Posted May. 23, 2016 07:36,   

Updated May. 23, 2016 07:45

한국어

Seventy three students from five colleges in Seoul occupied the U.S. Culture Center in downtown Seoul on May 23, 1985. They staged a three-day protest, calling for Washington’s official apology for the Gwangju Uprising. Although it was widely believed that Washington is responsible for the May 18 Democratic Movement, it was the first time that they urged the U.S. for an apology in downtown Seoul. Although the student protestors disbanded saying that they did not want to influence the inter-Korean Red Cross talks in Seoul, the protest led to the dismissal of Lee Hyun-jae, the then dean of Seoul National University, and Kim Seok-hui, the then justice minister.

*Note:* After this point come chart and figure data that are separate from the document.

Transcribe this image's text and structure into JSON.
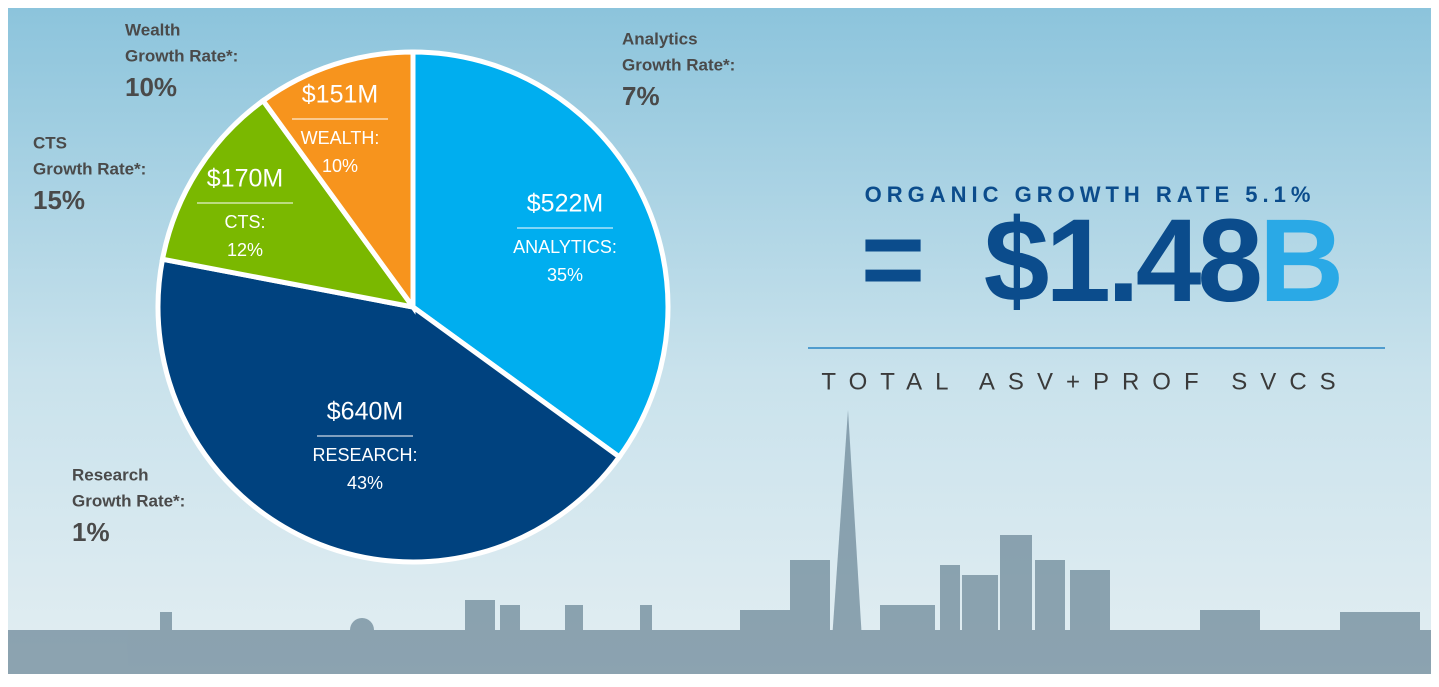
{
  "chart_data": {
    "type": "pie",
    "categories": [
      "ANALYTICS:",
      "RESEARCH:",
      "CTS:",
      "WEALTH:"
    ],
    "values": [
      35,
      43,
      12,
      10
    ],
    "value_labels": [
      "35%",
      "43%",
      "12%",
      "10%"
    ],
    "amount_labels": [
      "$522M",
      "$640M",
      "$170M",
      "$151M"
    ],
    "colors": [
      "#00aeef",
      "#00427f",
      "#7ab800",
      "#f7941d"
    ],
    "growth_notes": [
      {
        "name": "Analytics",
        "label": "Growth Rate*:",
        "rate": "7%"
      },
      {
        "name": "Research",
        "label": "Growth Rate*:",
        "rate": "1%"
      },
      {
        "name": "CTS",
        "label": "Growth Rate*:",
        "rate": "15%"
      },
      {
        "name": "Wealth",
        "label": "Growth Rate*:",
        "rate": "10%"
      }
    ]
  },
  "headline": {
    "subtitle": "ORGANIC GROWTH RATE 5.1%",
    "equals": "=",
    "amount": "$1.48",
    "unit": "B",
    "caption": "TOTAL ASV+PROF SVCS"
  }
}
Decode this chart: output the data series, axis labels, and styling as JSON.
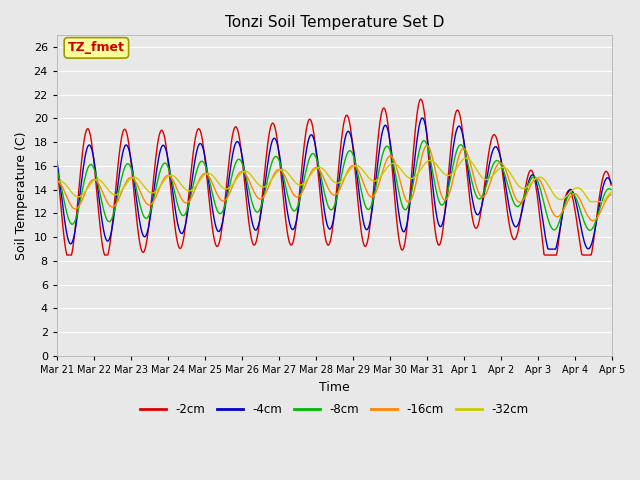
{
  "title": "Tonzi Soil Temperature Set D",
  "xlabel": "Time",
  "ylabel": "Soil Temperature (C)",
  "annotation_text": "TZ_fmet",
  "annotation_color": "#cc0000",
  "annotation_bg": "#ffff99",
  "legend_labels": [
    "-2cm",
    "-4cm",
    "-8cm",
    "-16cm",
    "-32cm"
  ],
  "line_colors": [
    "#dd0000",
    "#0000cc",
    "#00bb00",
    "#ff8800",
    "#cccc00"
  ],
  "ylim": [
    0,
    27
  ],
  "yticks": [
    0,
    2,
    4,
    6,
    8,
    10,
    12,
    14,
    16,
    18,
    20,
    22,
    24,
    26
  ],
  "bg_color": "#e8e8e8",
  "grid_color": "#ffffff",
  "tick_labels": [
    "Mar 21",
    "Mar 22",
    "Mar 23",
    "Mar 24",
    "Mar 25",
    "Mar 26",
    "Mar 27",
    "Mar 28",
    "Mar 29",
    "Mar 30",
    "Mar 31",
    "Apr 1",
    "Apr 2",
    "Apr 3",
    "Apr 4",
    "Apr 5"
  ]
}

Pyongyang had long asked for Washington to take responsibility for the democratic movement. Kim Il Sung officially mentioned this at the sixth Congress of the Workers’ Party in October 1980. “It was the U.S that commanded the brutal killing of patriotic protestors in Gwangju, encouraged to harshly suppress democratic figures in the South, and that manipulated the fascist and dictatorial regime and placed the man-butcher in the head position.” It was not known to the world back then that Kim Il Sung mentioned Washington as a behind-the-scenes manipulator of the massacre.

Although the North Korean founder blamed Washington, saying, “It is responsible for the bloody tragedy that makes us shudder,” what he really wanted was something different. “We have proposed Washington several times for materializing talks between North Korea and the U.S. and signing a peace treaty,” Kim said, changing the tone. “We propose Washington once again to negotiate over changing the cease-fire treaty to a peace treaty.” He even sugarcoated by saying that such proposal is consistent with American citizens’ interests and hopes.

Washington officially clarified to this in a statement answering to questions at the special committee for the democratic movement at the National Assembly on June 19, 1989. Still, some people do not believe this. Although not all activists do not claim anti-U.S. today, the U.S. Embassy is heavily guarded. Had the generation who went to college in the 1980s known that Kim Il Sung criticized Washington mentioning Gwangju and begged for a talk between Washington and Pyongyang at the same time, would its anti-U.S. sentiment have changed?